我有这个数组:
[[16], [14], [13], [17], [18], [15, 16], [15, 14], [15, 13], [15, 17], [15, 18], [16, 14], [16, 13], [16, 17], [16, 18], [14, 13], [14, 17], [14, 18], [13, 17], [13, 18], [17, 18], [15, 16, 14], [15, 16, 13], [15, 16, 17], [15, 16, 18], [15, 14, 13], [15, 14, 17], [15, 14, 18], [15, 13, 17], [15, 13, 18], [15, 17, 18], [16, 14, 13], [16, 14, 17], [16, 14, 18], [16, 13, 17], [16, 13, 18], [16, 17, 18], [14, 13, 17], [14, 13, 18], [14, 17, 18]]
如何删除一些数组括号[],以便数组如下:
[16, 14, 13, 17, 18, [15, 16], ..., [14, 13, 18], [14, 17, 18]]
答案 0 :(得分:3)
new_arr = arr.collect { |a| a.size == 1 ? a[0] : a }
或者,就地:
arr.collect! { |a| a.size == 1 ? a[0] : a }
非信徒的输出:
[1] pry(main)> arr = [[16], [14], [15, 16], [15, 14], [15, 16, 17], [15, 16, 18]]
=> [[16], [14], [15, 16], [15, 14], [15, 16, 17], [15, 16, 18]]
[3] pry(main)> new_arr = arr.collect { |a| a.size == 1 ? a[0] : a }
=> [16, 14, [15, 16], [15, 14], [15, 16, 17], [15, 16, 18]]
# Note that arr is unchanged at this point.
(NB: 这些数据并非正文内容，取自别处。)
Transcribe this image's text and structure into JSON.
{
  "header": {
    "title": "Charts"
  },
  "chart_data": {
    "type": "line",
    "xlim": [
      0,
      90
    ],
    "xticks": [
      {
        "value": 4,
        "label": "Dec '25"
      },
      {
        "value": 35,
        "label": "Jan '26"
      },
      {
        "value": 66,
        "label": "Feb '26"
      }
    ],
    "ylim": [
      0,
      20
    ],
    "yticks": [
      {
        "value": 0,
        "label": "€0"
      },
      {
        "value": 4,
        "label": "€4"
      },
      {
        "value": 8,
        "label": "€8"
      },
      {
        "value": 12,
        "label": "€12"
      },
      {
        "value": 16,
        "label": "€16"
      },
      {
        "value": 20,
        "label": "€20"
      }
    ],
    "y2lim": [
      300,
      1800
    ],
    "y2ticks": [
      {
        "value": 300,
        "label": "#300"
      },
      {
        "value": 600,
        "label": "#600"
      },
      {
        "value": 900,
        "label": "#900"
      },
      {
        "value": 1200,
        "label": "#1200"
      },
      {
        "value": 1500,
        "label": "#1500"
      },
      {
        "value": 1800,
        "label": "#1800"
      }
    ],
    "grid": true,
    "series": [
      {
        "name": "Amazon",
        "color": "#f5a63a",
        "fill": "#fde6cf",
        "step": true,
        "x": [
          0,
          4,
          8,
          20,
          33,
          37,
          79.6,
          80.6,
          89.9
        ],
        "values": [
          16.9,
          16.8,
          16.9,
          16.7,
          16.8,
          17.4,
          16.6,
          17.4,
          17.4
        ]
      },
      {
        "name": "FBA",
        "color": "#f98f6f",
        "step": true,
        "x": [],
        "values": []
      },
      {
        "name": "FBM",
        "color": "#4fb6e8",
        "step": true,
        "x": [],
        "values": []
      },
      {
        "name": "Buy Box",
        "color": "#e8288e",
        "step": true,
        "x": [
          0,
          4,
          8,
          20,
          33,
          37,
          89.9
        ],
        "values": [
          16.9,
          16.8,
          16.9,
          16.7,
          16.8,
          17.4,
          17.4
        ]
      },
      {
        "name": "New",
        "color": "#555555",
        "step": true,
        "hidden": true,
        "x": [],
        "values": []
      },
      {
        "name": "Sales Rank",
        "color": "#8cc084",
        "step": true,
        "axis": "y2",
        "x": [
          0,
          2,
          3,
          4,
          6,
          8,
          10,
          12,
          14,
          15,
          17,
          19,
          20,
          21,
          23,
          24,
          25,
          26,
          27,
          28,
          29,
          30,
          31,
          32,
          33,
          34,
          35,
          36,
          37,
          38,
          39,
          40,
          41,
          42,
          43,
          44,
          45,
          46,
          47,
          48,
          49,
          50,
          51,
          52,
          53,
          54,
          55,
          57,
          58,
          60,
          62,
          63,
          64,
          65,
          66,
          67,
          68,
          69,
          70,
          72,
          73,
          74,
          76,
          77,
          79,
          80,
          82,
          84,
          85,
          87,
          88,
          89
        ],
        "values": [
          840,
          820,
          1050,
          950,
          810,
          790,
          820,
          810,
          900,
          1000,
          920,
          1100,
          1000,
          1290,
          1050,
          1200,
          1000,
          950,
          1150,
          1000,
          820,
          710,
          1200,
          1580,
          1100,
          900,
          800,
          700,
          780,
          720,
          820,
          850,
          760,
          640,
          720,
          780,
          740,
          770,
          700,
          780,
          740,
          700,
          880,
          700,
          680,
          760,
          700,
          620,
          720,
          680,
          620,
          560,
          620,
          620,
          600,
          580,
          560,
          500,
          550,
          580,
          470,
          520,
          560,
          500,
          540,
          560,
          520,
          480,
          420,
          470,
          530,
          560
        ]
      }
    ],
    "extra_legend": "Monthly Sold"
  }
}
[5] pry(main)> arr.collect! { |a| a.size == 1 ? a[0] : a }
=> [16, 14, [15, 16], [15, 14], [15, 16, 17], [15, 16, 18]]
[6] pry(main)> arr
=> [16, 14, [15, 16], [15, 14], [15, 16, 17], [15, 16, 18]]
答案 1 :(得分:1)
这不是很优雅,但你会得到你想要的东西:)。
b = [[16], [14], [13], [17], [18], [15, 16], [15, 14], [15, 13], [15, 17], [15, 18], [16, 14], [16, 13], [16, 17], [16, 18], [14, 13], [14, 17], [14, 18], [13, 17], [13, 18], [17, 18], [15, 16, 14], [15, 16, 13], [15, 16, 17], [15, 16, 18], [15, 14, 13], [15, 14, 17], [15, 14, 18], [15, 13, 17], [15, 13, 18], [15, 17, 18], [16, 14, 13], [16, 14, 17], [16, 14, 18], [16, 13, 17], [16, 13, 18], [16, 17, 18], [14, 13, 17], [14, 13, 18], [14, 17, 18]]
b.collect { |c| c.count() == 1 ? c[0] : c }
答案 2 :(得分:0)
这个问题有点不清楚。看来你有一个阵列数组,是吗?如果是这样,你可以做这样的事情
count = 0
array.each { |x|
if x.is_a?(Array)
if x.length == 1
array[count] = x[0]
end
end
count = count + 1
}
这可以做得更漂亮,但它应该做你想要的,如果你想要的是交换单个元素数组只是一个整数。我不完全确定你是否可以在Ruby中执行此操作,但是 - 有一个数组是整数和数组的数组 - 但我认为你可以(你不能在Java中做这样的事情)。